Day and West were joined at their once-secret location last September by Johnson and others from Prairie Woods ELC, Sibley State Park and the Nature Conservancy. They dug up the plants and divided them up for transplanting.

Johnson visited the plants at Sibley State Park on Wednesday to see how they are faring. Some still survive, but a portion of the transplanted plants could not be seen. He suspects that deer may have browsed on them.

He is waiting for word from the Nature Conservancy on how their transplanted plants are doing on prairie lands they manage.

The two women said they are happy to know that the plants are survivors, although they wish the original site itself could have been protected.

West admits to mixed feelings about the highway project itself. She hopes the improved road delivers on the promise for improved safety. Her grandson, Nathaniel Shumaker, 11, of New London, died April 25, 2018 in an accident on the highway.

The political agreement that made funding possible for this project was made on Green Lake when fishing guide Kelly Morrel made an emotional appeal for a safer Highway 23 just days after attending Shumaker's funeral. Morrel's boat mates were Gov. Dayton and Representative Melissa Hortman, DFL-Brooklyn Park, and Republican leaders in the legislature, Senator Paul Gazelka, R-Nisswa, and Representative Kurt Daudt, R-Crown.

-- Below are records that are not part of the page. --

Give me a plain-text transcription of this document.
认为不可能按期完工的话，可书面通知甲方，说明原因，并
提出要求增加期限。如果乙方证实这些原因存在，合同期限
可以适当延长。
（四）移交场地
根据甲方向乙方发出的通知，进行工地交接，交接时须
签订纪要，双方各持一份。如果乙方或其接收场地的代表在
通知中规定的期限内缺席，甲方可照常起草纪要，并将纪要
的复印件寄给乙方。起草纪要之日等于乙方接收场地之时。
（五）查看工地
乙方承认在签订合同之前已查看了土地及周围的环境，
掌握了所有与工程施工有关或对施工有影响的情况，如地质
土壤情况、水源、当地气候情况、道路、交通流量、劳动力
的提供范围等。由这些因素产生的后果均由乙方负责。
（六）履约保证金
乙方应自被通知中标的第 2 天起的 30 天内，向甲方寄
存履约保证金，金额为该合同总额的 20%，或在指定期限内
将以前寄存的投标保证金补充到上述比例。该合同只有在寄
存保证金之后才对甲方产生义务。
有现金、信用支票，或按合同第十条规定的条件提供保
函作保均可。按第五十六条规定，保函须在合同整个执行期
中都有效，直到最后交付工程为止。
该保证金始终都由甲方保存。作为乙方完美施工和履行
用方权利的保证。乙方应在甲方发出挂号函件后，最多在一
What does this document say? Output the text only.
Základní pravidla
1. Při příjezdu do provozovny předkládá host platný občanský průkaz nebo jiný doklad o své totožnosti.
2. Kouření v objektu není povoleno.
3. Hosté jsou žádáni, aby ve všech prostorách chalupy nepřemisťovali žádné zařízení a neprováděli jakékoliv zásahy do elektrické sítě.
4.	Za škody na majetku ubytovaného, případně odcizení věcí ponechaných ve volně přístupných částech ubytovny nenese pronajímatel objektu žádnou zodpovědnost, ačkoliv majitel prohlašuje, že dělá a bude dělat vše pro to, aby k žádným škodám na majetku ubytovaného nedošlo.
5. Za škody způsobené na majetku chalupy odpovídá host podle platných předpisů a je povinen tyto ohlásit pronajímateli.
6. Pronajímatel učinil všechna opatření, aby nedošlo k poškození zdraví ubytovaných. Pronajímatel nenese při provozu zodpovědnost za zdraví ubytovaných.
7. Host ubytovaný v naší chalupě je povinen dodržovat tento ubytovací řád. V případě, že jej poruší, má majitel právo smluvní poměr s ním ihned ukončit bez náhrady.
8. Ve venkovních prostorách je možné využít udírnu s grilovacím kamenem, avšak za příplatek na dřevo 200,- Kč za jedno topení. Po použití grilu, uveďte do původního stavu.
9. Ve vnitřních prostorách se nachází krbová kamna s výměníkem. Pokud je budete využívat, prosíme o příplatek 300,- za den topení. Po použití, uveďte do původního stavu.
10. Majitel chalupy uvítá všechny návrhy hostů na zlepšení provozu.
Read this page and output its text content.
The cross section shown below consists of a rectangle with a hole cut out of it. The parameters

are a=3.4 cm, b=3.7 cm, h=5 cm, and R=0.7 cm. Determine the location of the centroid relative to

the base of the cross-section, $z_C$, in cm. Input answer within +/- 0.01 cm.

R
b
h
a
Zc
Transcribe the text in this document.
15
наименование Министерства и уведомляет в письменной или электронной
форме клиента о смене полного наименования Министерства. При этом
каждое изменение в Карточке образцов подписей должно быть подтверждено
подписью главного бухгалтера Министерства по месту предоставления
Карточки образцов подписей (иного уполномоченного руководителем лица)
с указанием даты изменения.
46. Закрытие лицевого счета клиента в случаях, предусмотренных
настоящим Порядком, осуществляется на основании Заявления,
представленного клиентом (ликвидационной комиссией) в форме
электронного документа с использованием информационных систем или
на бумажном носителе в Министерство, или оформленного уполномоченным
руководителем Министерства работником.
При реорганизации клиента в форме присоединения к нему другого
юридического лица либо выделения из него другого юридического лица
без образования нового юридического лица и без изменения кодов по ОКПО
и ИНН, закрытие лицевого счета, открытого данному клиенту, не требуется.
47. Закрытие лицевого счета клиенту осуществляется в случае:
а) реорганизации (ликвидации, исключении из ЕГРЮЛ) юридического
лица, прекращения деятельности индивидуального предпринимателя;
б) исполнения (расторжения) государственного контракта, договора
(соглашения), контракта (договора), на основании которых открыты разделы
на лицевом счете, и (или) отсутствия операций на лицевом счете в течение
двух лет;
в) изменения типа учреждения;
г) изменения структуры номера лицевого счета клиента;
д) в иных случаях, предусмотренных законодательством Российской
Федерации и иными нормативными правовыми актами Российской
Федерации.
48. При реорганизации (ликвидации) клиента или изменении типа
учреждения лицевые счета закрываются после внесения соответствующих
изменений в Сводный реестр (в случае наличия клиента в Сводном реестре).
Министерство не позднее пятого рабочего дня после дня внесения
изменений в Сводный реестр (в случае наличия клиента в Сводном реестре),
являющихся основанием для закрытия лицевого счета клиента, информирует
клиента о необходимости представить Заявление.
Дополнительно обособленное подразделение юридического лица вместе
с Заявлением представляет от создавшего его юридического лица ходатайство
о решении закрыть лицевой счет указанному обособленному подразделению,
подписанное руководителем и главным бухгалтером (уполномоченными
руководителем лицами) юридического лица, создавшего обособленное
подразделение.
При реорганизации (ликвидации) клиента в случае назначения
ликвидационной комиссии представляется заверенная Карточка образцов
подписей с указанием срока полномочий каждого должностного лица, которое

The women have been back to the site recently before work starts on it. They found another 13 Showy Lady's Slippers growing around the perimeters of the excavated plants. While the Showy Lady's Slippers are being saved, this site and others along the new highway path includes a wide variety of native, flowering prairie plants.

Their hope now is that saving the Showy Lady's Slippers will help promote more awareness and appreciation by all of us for what we are losing, and hopefully, to save what remains. We have a lot of natural gifts like these that we do not always recognize, explained Day.